I just created simple voltage.sh on my control01 node and used Ansible to distribute it to all.

ansible cube -b -m copy -a "src=/home/ubuntu/voltage.sh dest=/home/ubuntu/voltage.sh"

And then use asnible to run it on all nodes.
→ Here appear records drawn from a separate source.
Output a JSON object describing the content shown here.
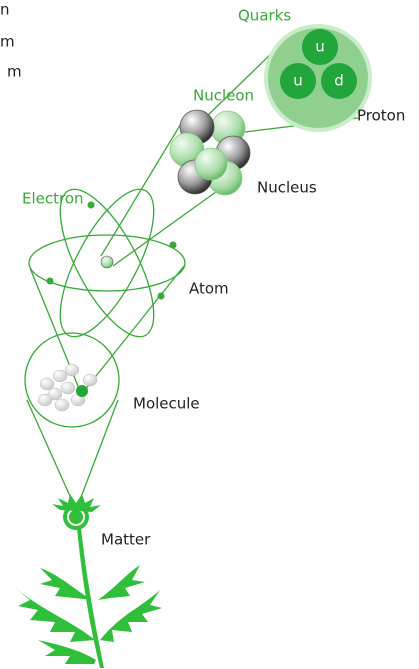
{
  "edge_text": [
    "n",
    "m",
    "m"
  ],
  "labels": {
    "quarks": "Quarks",
    "nucleon": "Nucleon",
    "proton": "Proton",
    "nucleus": "Nucleus",
    "electron": "Electron",
    "atom": "Atom",
    "molecule": "Molecule",
    "matter": "Matter"
  },
  "quarks": [
    "u",
    "u",
    "d"
  ]
}
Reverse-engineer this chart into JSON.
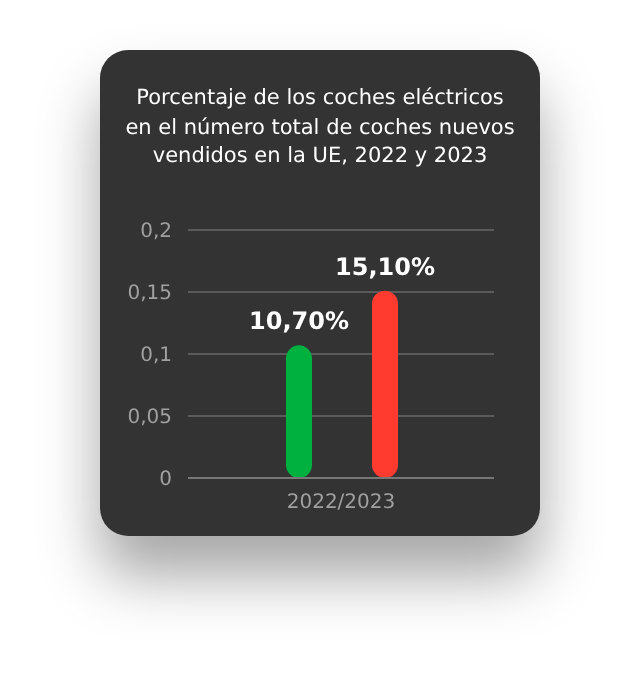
{
  "chart_data": {
    "type": "bar",
    "title": "Porcentaje de los coches eléctricos en el número total de coches nuevos vendidos en la UE, 2022 y 2023",
    "categories": [
      "2022/2023"
    ],
    "series": [
      {
        "color": "#00b140",
        "values": [
          0.107
        ],
        "value_labels": [
          "10,70%"
        ]
      },
      {
        "color": "#ff3b30",
        "values": [
          0.151
        ],
        "value_labels": [
          "15,10%"
        ]
      }
    ],
    "ylim": [
      0,
      0.2
    ],
    "yticks": [
      0,
      {
        "value": 0.05,
        "label": "0,05"
      },
      {
        "value": 0.1,
        "label": "0,1"
      },
      {
        "value": 0.15,
        "label": "0,15"
      },
      {
        "value": 0.2,
        "label": "0,2"
      }
    ],
    "grid": "y",
    "legend": false
  }
}
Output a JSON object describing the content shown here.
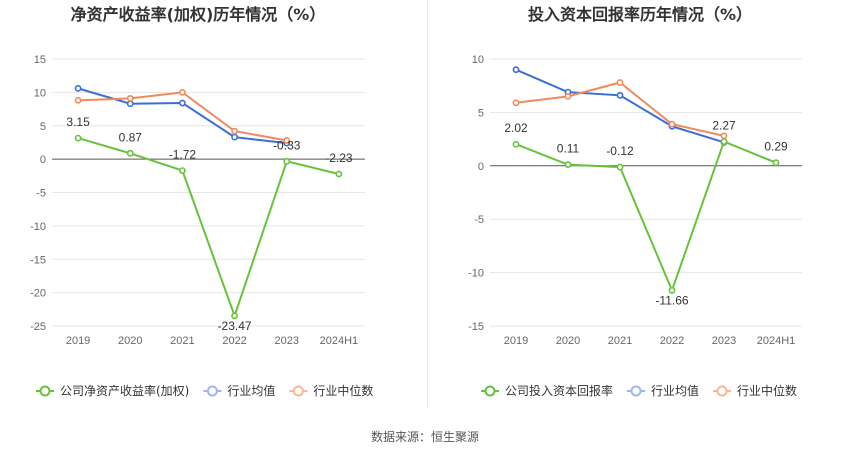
{
  "footer": {
    "source": "数据来源：恒生聚源"
  },
  "chart_data": [
    {
      "type": "line",
      "title": "净资产收益率(加权)历年情况（%）",
      "categories": [
        "2019",
        "2020",
        "2021",
        "2022",
        "2023",
        "2024H1"
      ],
      "yticks": [
        "15",
        "10",
        "5",
        "0",
        "-5",
        "-10",
        "-15",
        "-20",
        "-25"
      ],
      "ylim": [
        -25,
        15
      ],
      "grid": true,
      "legend_position": "bottom-left",
      "series": [
        {
          "name": "公司净资产收益率(加权)",
          "color": "#67c23a",
          "values": [
            3.15,
            0.87,
            -1.72,
            -23.47,
            -0.33,
            -2.23
          ],
          "labels": [
            "3.15",
            "0.87",
            "-1.72",
            "-23.47",
            "-0.33",
            "-2.23"
          ]
        },
        {
          "name": "行业均值",
          "color": "#3a6fd8",
          "values": [
            10.6,
            8.3,
            8.4,
            3.3,
            2.4,
            null
          ]
        },
        {
          "name": "行业中位数",
          "color": "#f08a5d",
          "values": [
            8.8,
            9.1,
            10.0,
            4.2,
            2.8,
            null
          ]
        }
      ]
    },
    {
      "type": "line",
      "title": "投入资本回报率历年情况（%）",
      "categories": [
        "2019",
        "2020",
        "2021",
        "2022",
        "2023",
        "2024H1"
      ],
      "yticks": [
        "10",
        "5",
        "0",
        "-5",
        "-10",
        "-15"
      ],
      "ylim": [
        -15,
        10
      ],
      "grid": true,
      "legend_position": "bottom-left",
      "series": [
        {
          "name": "公司投入资本回报率",
          "color": "#67c23a",
          "values": [
            2.02,
            0.11,
            -0.12,
            -11.66,
            2.27,
            0.29
          ],
          "labels": [
            "2.02",
            "0.11",
            "-0.12",
            "-11.66",
            "2.27",
            "0.29"
          ]
        },
        {
          "name": "行业均值",
          "color": "#3a6fd8",
          "values": [
            9.0,
            6.9,
            6.6,
            3.7,
            2.2,
            null
          ]
        },
        {
          "name": "行业中位数",
          "color": "#f08a5d",
          "values": [
            5.9,
            6.5,
            7.8,
            3.9,
            2.8,
            null
          ]
        }
      ]
    }
  ]
}
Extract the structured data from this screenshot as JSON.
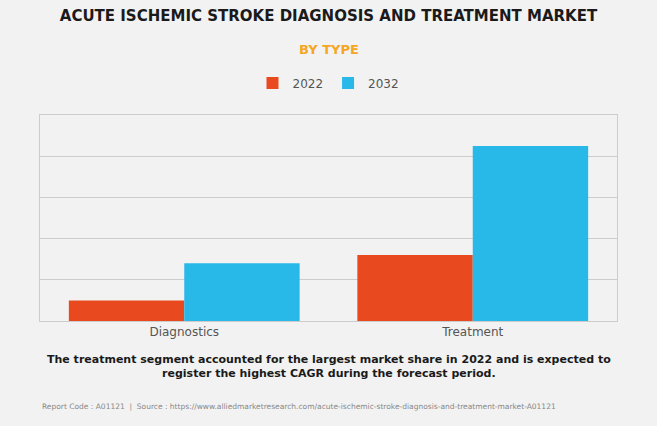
{
  "chart_data": {
    "type": "bar",
    "title": "ACUTE ISCHEMIC STROKE DIAGNOSIS AND TREATMENT MARKET",
    "subtitle": "BY TYPE",
    "categories": [
      "Diagnostics",
      "Treatment"
    ],
    "series": [
      {
        "name": "2022",
        "color": "#E8491E",
        "values": [
          1.0,
          3.2
        ]
      },
      {
        "name": "2032",
        "color": "#29B9E8",
        "values": [
          2.8,
          8.5
        ]
      }
    ],
    "ylim": [
      0,
      10
    ],
    "yticks": [
      0,
      2,
      4,
      6,
      8,
      10
    ],
    "grid": true,
    "legend": "top",
    "tick_labels": "x",
    "annotations": [
      "The treatment segment accounted for the largest market share in 2022 and is expected to\nregister the highest CAGR during the forecast period.",
      "Report Code : A01121  |  Source : https://www.alliedmarketresearch.com/acute-ischemic-stroke-diagnosis-and-treatment-market-A01121"
    ]
  }
}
ansible cube -b -m shell -a "bash /home/ubuntu/voltage.sh"

Result

control01 | CHANGED | rc=0 >>
Status: 0x0
Undervolted:
   Now: NO
   Run: NO
Throttled:
   Now: NO
   Run: NO
Frequency Capped:
   Now: NO
   Run: NO
Softlimit:
   Now: NO
   Run: NO
cube02 | CHANGED | rc=0 >>
Status: 0x0
Undervolted:
   Now: NO
   Run: NO
Throttled:
   Now: NO
   Run: NO
Frequency Capped:
   Now: NO
   Run: NO
Softlimit:
   Now: NO
   Run: NO
cube01 | CHANGED | rc=0 >>
Status: 0x0
Undervolted:
   Now: NO
   Run: NO
Throttled:
   Now: NO
   Run: NO
Frequency Capped:
   Now: NO
   Run: NO
Softlimit:
   Now: NO
   Run: NO
control02 | CHANGED | rc=0 >>
Status: 0x0
Undervolted:
   Now: NO
   Run: NO
Throttled:
   Now: NO
   Run: NO
Frequency Capped:
   Now: NO
   Run: NO
Softlimit:
   Now: NO
   Run: NO
control03 | CHANGED | rc=0 >>
Status: 0x0
Undervolted:
   Now: NO
   Run: NO
Throttled:
   Now: NO
   Run: NO
Frequency Capped:
   Now: NO
   Run: NO
Softlimit:
   Now: NO
   Run: NO
cube03 | CHANGED | rc=0 >>
Status: 0x0
Undervolted:
   Now: NO
   Run: NO
Throttled:
   Now: NO
   Run: NO
Frequency Capped:
   Now: NO
   Run: NO
Softlimit:
   Now: NO
   Run: NO
cube04 | CHANGED | rc=0 >>
Status: 0x0
Undervolted:
   Now: NO
   Run: NO
Throttled:
   Now: NO
   Run: NO
Frequency Capped:
   Now: NO
   Run: NO
Softlimit:
   Now: NO
   Run: NO
cube05 | CHANGED | rc=0 >>
Status: 0x0
Undervolted:
   Now: NO
   Run: NO
Throttled:
   Now: NO
   Run: NO
Frequency Capped:
   Now: NO
   Run: NO
Softlimit:
   Now: NO
   Run: NO
cube06 | CHANGED | rc=0 >>
Status: 0x0
Undervolted:
   Now: NO
   Run: NO
Throttled:
   Now: NO
   Run: NO
Frequency Capped:
   Now: NO
   Run: NO
Softlimit:
   Now: NO
   Run: NO

As you can see, no undervoltage or limits are hit, but I had node 05 (cube05) faulty in this manner 2 days ago. The next step is to do some read-write tests, and maybe a cpu load test, and have this script check again.

A possible improvement would be to log directly using syslog, since I have all logs collecting to control01 and that still works when the OS switches to read only mode and I can't log in anymore.